To be clear, I’m happy to see women talking to one another in any context, but I feel we should strive for more meaningful interaction as well. Banter should contribute to world- and character-building; it shouldn’t be the main context within which female characters interact.

If we want our media to pass the Bechel Test more consistently--and we do want this, yes?--it's important that these fictional women are allowed to have relationships with one another, be they friendships, familial ties, or romances. Relationships, established or burgeoning, give characters something concrete to talk about no matter what else is going on in their lives, and they can serve as fuel for compelling storylines. It's the simplest possible place to start.

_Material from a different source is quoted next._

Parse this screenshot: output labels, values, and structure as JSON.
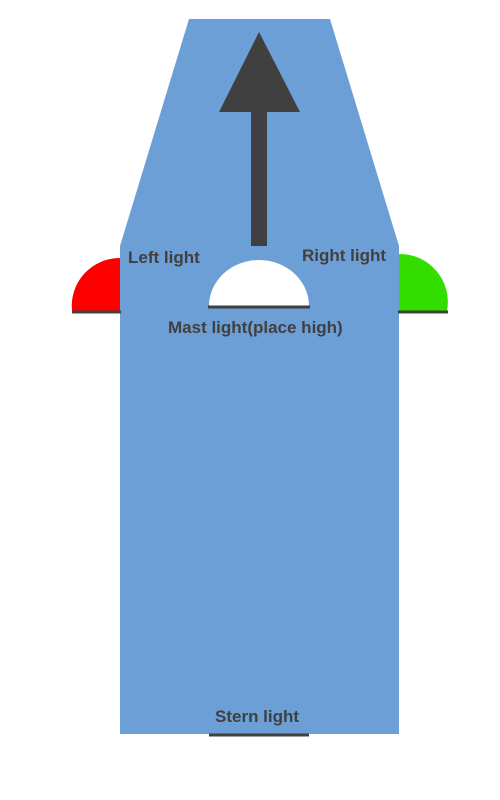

And while I composed my guest post for Jodie’s recent theme week, I realized there’s another wonderfully simple thing TV writers could do to improve their Bechel stats with minimal effort and fabulously entertaining results.

I can’t speak to sitcoms and the like, but most dramas and soap operas feature at least one character whom every other character talks about all the frickin’ time: the villain.

When a villain emerges on CORONATION STREET, she's liable to be female. The same is true of ONCE UPON A TIME. ORPHAN BLACK looks set to shift to mostly male villains this season, but the show has a strong history of female baddies. Ditto THE VAMPIRE DIARIES. NASHVILLE’s women often fill both hero and villain roles as new storylines come to prominence and perspectives shift.

All these shows Bechdel it up week after week after week because the female protagonists and their supporters are forever searching for a way to stop these evil (or perceived-as-evil) women. They have a concrete, non-male subject to discuss.

Give us more female villains opposed by at least two female heroes working in concert, and BAM! Bechdeled. The heroes talk about the villain with each other and with any men who may be helping them; the villain threatens the heroes whenever they’re face-to-face and schemes with her female sidekick (or assortment of mixed-gender minions) when they aren't. The number of shows that pass the Bechdel Test with flying colours skyrockets, and the range of roles available to female TV actors enjoys quite the jump. Everyone wins.

It ain’t the be-all and end-all, but it’s something work with.

And now...

Watching TV with such an intense focus was a fascinating process. It really got me thinking about the range of storylines we see on television, the acting roles available to women, and the sorts of gendered interactions that drive a story forward as opposed to those that simply serve as set dressing. It was an educational experience and I'm so glad I did it.

That said, it was also tiring. By the end of April, I was annoyed as all hell with the shows that failed the Bechdel Test because dude. It does not have to be hard. At the same time, though, I was annoyed as all hell with those that passed a dozen times per episode because I had to keep pausing them to make notes. The last OUAT episode I covered took me about twice its actual run time to watch, while the season premiere of ORPHAN BLACK didn’t lag far behind.

It's been nice to watch TV like a normal person again.

A normal person who scowls at any and all episodes that don’t pass the Bechdel Test, that is. I may not spend my TV time with notepad and pen in hand anymore, but you can bet I'll still pay close attention going forward. Once you start watching for this stuff, it's impossible to just turn it off.


  1. My father (who got me into the show) once timed an episode of CORONATION STREET and came out with only thirteen minutes of actual content. I think his estimate is likely a little low on the whole, but Corrie certainly doesn’t run for the full twenty-two minutes you get with a half-hour American sitcom. All the full episodes I found on YouTube were about twenty minutes including title cards and all that, which I’d guess add at least thirty seconds to a minute to the time.
  2. This trend seems to be increasing at the point where I left off with S2. Clarke has frequent, plot-focused interaction with Abby, Raven, and an assortment of other female spacers and grounders who look set to be important in the coming episodes.
  3. My own inclination is to consider Everyman genderfluid or agender, but I feel like the show treated him as male.